Results from implementing electronic methods of facilitating communication in the emergency department can be mixed. For example, forums such as blogs and webcasts may be met with concerns about confidentiality, "off-hours" work, one-directionality, and limited use, according to registered nurse and author Julia Balzer Riley. On the other hand, information entered into a central repository standardizes communication across multiple departments and can improve care delivery when implemented effectively.
Even EMR systems, designed to help facilitate communication among medical staff, may have detrimental effects. During implementation, ED efficiency can be significantly reduced as users adjust to the system. When introducing new tools, it is important to employ proven strategies to reduce impact. For example, many groups designate and train individuals to act as an on-site expert on new systems. These "EMR gurus" act as trainers and troubleshooters for others in the emergency department.
Between departments
Some hospitals reduce ED wait times by improving interdepartmental cooperation. To manage patient flow at Bellin Health in Green Bay, Wis., for example, hospital leaders considered solutions from a micro and macro perspective. They implemented best practices to identify and eliminate bottlenecks. Belling also formed a multidisciplinary "flow group," with bi-weekly meetings to review data, identify opportunities to improve, and create action plans. Finally, it installed a sophisticated web-based Flow Command Center to understand logjams throughout the hospital. In one year, these efforts reduced door-to-provider time to 22 minutes from 57 minutes, and capacity in the gastrointestinal operating suite increased by one-third without adding staff or space.
Timely communication is also an important tool. St. Rita's Medical uses the National Emergency Department Overcrowding Score to monitor the volume of patients in the emergency department. When the number of patients in the ED reaches a specified threshold, multiple departments and units outside the ED -- including radiology, surgery, the house supervisor, nursing unit managers, the rapid response team, staff in physician services, medical services, patient services, housekeeping, and transportation -- are notified. Each department then has specific responsibilities for severe and disaster statuses.

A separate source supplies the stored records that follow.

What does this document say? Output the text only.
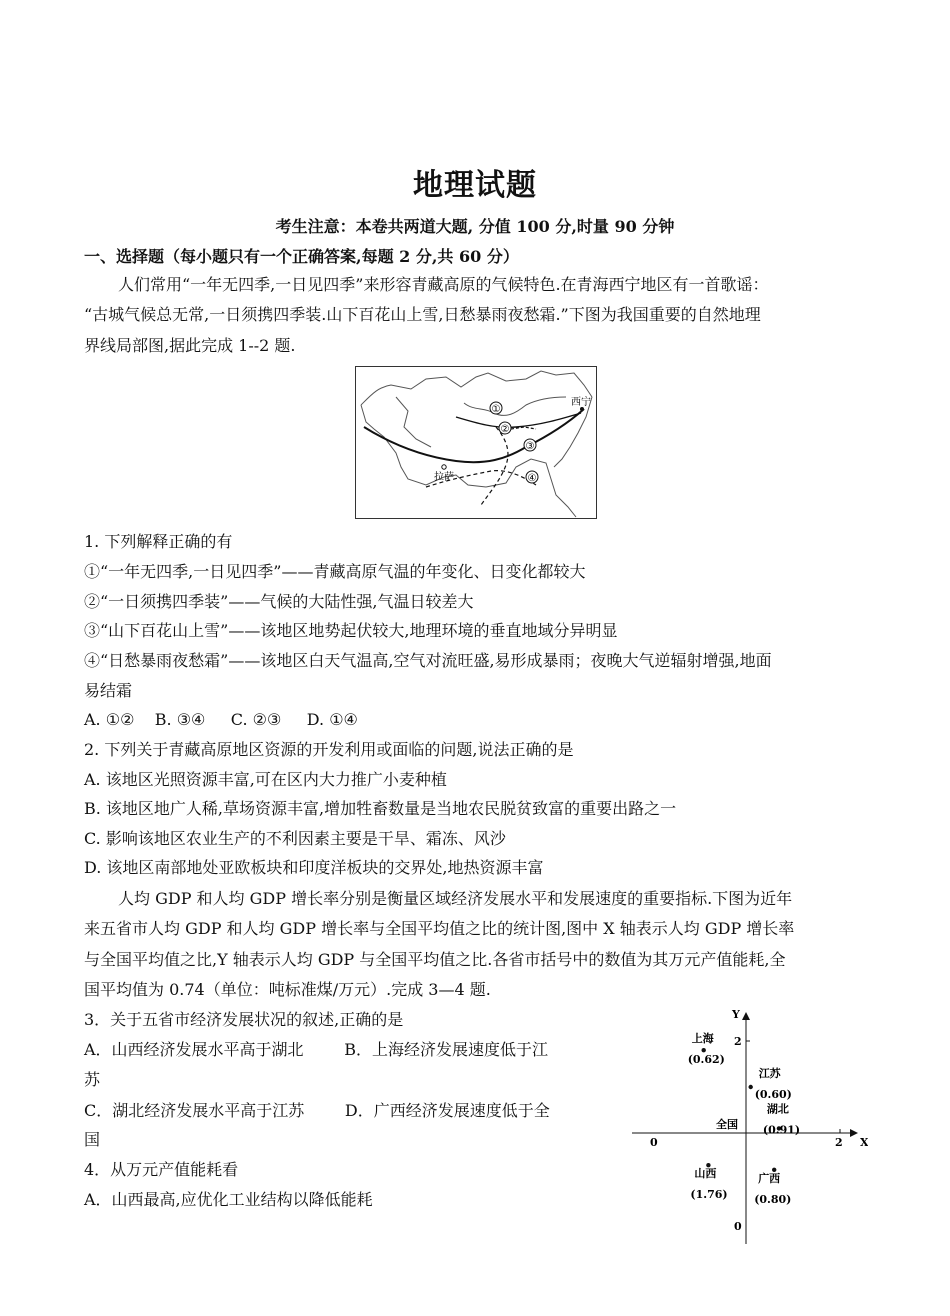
地理试题
考生注意：本卷共两道大题, 分值 100 分,时量 90 分钟
一、选择题（每小题只有一个正确答案,每题 2 分,共 60 分）
人们常用“一年无四季,一日见四季”来形容青藏高原的气候特色.在青海西宁地区有一首歌谣：
“古城气候总无常,一日须携四季装.山下百花山上雪,日愁暴雨夜愁霜.”下图为我国重要的自然地理
界线局部图,据此完成 1--2 题.
①
②
③
④
西宁
拉萨
1. 下列解释正确的有
①“一年无四季,一日见四季”——青藏高原气温的年变化、日变化都较大
②“一日须携四季装”——气候的大陆性强,气温日较差大
③“山下百花山上雪”——该地区地势起伏较大,地理环境的垂直地域分异明显
④“日愁暴雨夜愁霜”——该地区白天气温高,空气对流旺盛,易形成暴雨；夜晚大气逆辐射增强,地面
易结霜
A. ①②    B. ③④     C. ②③     D. ①④
2. 下列关于青藏高原地区资源的开发利用或面临的问题,说法正确的是
A. 该地区光照资源丰富,可在区内大力推广小麦种植
B. 该地区地广人稀,草场资源丰富,增加牲畜数量是当地农民脱贫致富的重要出路之一
C. 影响该地区农业生产的不利因素主要是干旱、霜冻、风沙
D. 该地区南部地处亚欧板块和印度洋板块的交界处,地热资源丰富
人均 GDP 和人均 GDP 增长率分别是衡量区域经济发展水平和发展速度的重要指标.下图为近年
来五省市人均 GDP 和人均 GDP 增长率与全国平均值之比的统计图,图中 X 轴表示人均 GDP 增长率
与全国平均值之比,Y 轴表示人均 GDP 与全国平均值之比.各省市括号中的数值为其万元产值能耗,全
国平均值为 0.74（单位：吨标准煤/万元）.完成 3—4 题.
3．关于五省市经济发展状况的叙述,正确的是
A．山西经济发展水平高于湖北        B．上海经济发展速度低于江
苏
C．湖北经济发展水平高于江苏        D．广西经济发展速度低于全
国
4．从万元产值能耗看
A．山西最高,应优化工业结构以降低能耗
X
Y
0	2
2
0
全国
上海
(0.62)
江苏
(0.60)
湖北
(0.91)
山西
(1.76)
广西
(0.80)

Interdepartmental communication problems are not easily solved through technology. Many hospital leaders hope EMR implementation will improve efficiencies by allowing more information exchange. However, older research suggests midsized and large hospitals will not see improvements to efficiency as a result of EMR implementation. Instead, inter-specialty communication among doctors seems to depend more on structural strategies designed to create an intergroup climate to prevent evasion of responsibility for patients.
New tools have recently entered the emergency department to facilitate communication with patients, as well. Kiosks where patients enter their information while waiting to be seen appear in hospital ED waiting rooms. Patient care information systems help reduce medical errors. However, if information is entered or interpreted incorrectly, these same systems may foster errors. When adding technology to conduct human interactions, CIOs must consider the additional steps these new systems create and how they might foster any opportunity for loss of information.
Hospitals hoping to improve their emergency departments must determine how staff communicates within the department, with other departments, and with patients. They can then implement simple interventions and practices with results impacting satisfaction, turnover, and quality.